On admission, the falcon was alert and responsive. After giving the bird some time to rest in the hospital’s waiting room, the veterinary team examined the falcon but did not find any injuries other than mild pododermatitis on the bird’s left foot. Radiographs and blood work both came back within normal limits. The veterinary team suspects that the falcon is uninjured and is simply a young bird that is not yet coordinated at flying. They started the falcon on anti-inflammatory medication to help alleviate its pododermatitis, and then placed the bird in an outdoor holding area where it will remain in a crate until it is ready to transition to a flight pen. Peregrine Falcons are typically a high-stress species that can have a difficult time adjusting to rehabilitative care, so this outdoor area will help limit the bird’s stress.

After the exam, Center staff contacted biologists from the Department of Wildlife Resources (DWR) to report the falcon’s band number and learn more about the bird’s background. Staff were informed that the falcon was banded on June 7 and fledged from a nest located on the James River Bridge. The bird likely fledged from its nest the week days before it was found, further supporting the notion that it is a young bird still learning how to fly.

So far, the falcon has been eating well and the pododermatitis on its left foot has improved. A recent flight test showed that the bird could fly but with limited coordination. A fecal test also came back positive for coccidia, a type of intestinal parasite, so the veterinary team started the falcon on a course of anti-parasitic medication.

For now, the falcon will remain in a small enclosure outdoors while it finishes its course of medication.

You can help support our work with native wildlife.
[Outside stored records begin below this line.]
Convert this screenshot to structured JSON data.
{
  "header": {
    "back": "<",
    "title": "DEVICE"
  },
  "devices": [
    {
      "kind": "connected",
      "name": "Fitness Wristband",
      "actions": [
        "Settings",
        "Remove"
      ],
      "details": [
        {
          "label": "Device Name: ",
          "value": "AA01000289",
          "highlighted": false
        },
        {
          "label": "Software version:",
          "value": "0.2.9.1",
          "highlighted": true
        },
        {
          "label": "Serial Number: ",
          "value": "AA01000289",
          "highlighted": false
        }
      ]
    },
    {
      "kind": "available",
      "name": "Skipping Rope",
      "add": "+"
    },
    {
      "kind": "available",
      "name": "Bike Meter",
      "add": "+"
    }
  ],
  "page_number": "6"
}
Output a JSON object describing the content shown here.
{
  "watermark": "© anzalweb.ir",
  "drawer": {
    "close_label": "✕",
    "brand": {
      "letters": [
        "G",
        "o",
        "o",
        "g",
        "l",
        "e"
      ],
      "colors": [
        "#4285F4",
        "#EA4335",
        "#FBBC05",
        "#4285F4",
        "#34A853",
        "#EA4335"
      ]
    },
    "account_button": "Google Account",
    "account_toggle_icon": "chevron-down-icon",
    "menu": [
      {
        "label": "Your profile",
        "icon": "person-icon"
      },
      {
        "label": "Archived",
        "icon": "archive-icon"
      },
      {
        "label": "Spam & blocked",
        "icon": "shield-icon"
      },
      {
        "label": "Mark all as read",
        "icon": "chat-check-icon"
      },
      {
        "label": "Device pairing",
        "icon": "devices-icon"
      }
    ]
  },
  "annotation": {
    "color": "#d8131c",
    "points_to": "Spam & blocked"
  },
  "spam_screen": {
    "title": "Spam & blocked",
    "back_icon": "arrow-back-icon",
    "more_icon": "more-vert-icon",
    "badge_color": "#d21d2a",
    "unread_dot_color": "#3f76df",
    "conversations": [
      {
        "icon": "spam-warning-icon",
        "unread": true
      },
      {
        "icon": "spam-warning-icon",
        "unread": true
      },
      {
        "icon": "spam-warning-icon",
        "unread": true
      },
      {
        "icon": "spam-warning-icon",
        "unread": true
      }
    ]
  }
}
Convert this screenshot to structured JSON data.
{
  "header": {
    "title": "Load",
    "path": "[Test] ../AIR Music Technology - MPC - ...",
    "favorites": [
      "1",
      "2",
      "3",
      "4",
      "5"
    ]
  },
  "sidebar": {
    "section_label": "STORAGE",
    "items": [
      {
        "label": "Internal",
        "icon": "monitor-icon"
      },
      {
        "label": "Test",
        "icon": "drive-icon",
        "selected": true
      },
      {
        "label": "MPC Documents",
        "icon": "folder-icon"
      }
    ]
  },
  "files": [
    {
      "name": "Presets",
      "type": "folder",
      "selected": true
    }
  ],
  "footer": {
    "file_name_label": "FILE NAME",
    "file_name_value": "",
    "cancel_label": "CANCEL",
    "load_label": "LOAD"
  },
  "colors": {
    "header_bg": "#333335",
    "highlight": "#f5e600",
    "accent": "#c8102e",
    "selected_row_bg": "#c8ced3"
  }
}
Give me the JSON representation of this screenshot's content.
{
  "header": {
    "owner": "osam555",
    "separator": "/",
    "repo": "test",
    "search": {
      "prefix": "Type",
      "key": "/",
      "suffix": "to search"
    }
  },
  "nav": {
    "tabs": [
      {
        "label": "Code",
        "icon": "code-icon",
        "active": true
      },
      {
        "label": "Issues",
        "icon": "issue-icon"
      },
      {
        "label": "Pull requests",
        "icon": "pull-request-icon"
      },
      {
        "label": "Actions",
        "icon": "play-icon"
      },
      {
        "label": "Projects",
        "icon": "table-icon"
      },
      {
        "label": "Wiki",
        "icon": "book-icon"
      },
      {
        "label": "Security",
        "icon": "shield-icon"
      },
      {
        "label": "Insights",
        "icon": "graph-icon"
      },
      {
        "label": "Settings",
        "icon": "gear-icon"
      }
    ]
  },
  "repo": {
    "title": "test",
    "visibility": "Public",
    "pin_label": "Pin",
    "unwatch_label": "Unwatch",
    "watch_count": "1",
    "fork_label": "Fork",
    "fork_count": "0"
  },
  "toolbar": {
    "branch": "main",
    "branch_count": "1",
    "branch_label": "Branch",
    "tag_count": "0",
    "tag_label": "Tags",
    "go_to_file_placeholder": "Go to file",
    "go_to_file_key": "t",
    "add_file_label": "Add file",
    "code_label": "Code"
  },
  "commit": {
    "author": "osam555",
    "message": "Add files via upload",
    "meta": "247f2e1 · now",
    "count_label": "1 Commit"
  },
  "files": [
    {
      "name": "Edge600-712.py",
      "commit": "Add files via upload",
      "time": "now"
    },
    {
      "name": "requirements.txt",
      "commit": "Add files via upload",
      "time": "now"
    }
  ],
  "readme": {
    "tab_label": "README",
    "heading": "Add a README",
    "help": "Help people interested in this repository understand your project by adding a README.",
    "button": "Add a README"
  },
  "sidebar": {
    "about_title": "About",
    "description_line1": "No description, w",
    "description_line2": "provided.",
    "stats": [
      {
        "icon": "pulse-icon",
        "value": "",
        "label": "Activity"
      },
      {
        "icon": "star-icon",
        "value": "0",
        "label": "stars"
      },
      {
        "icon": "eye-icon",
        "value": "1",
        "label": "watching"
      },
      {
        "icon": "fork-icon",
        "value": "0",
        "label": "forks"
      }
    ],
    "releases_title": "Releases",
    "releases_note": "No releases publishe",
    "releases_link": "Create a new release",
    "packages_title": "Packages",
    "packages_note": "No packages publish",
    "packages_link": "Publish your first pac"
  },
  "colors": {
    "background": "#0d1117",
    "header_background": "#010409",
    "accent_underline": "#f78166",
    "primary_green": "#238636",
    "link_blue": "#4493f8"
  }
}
Your donation will help provide veterinary medical care to this Peregrine Falcon and approximately 4,000 other patients that the Wildlife Center will help this year.


Patient Updates

Following three and a half weeks of flight conditioning at the Blue Ridge Wildlife Center, Peregrine Falcons #22-1633 and #22-1909 were deemed ready for life back in the wild! Blue Ridge Wildlife Center staff shared a short video clip on social media of the double-falcon release on September 5 — both birds can be seen exiting the travel crates without hesitation, flying strongly toward a distant ridge line and out of sight.

Throughout June and July, Peregrine Falcon #22-1909 continued to show signs of recovery. On July 5, the falcon had completed its course of anti-parasitic medication, and a subsequent fecal test showed that the medication successfully cleared the parasites from its system. Two days later, the falcon was moved to one of the Center’s C-pens — outdoor enclosures where raptors may spend time acclimating before transitioning to a larger flight pen. During this time, the rehabilitation team kept a close eye on the falcon’s feet to monitor for bumblefoot but did not see any worsening signs.

On August 8, the rehabilitation team determined that the falcon was prepared to begin flight conditioning and moved the bird to a large flight pen. Initially, Center staff planned to exercise the bird and continue providing supportive care until its potential release. After conferring with staff at the Blue Ridge Wildlife Center, the decision was made to transfer this falcon and Peregrine Falcon #22-1633 into the care of their permitted veterinary and rehabilitation staff. A specialized, circular flight pen will serve as an excellent environment for these birds to practice flying, rebuild their strength and stamina, and prepare for life in the wild. On August 13, Blue Ridge Wildlife Center staff shared a short video of one of these falcons entering the specialized enclosure on social media:

Both falcons will remain at the Blue Ridge Wildlife Center and receive supportive care and flight conditioning exercises until they are ready for their return to the wild.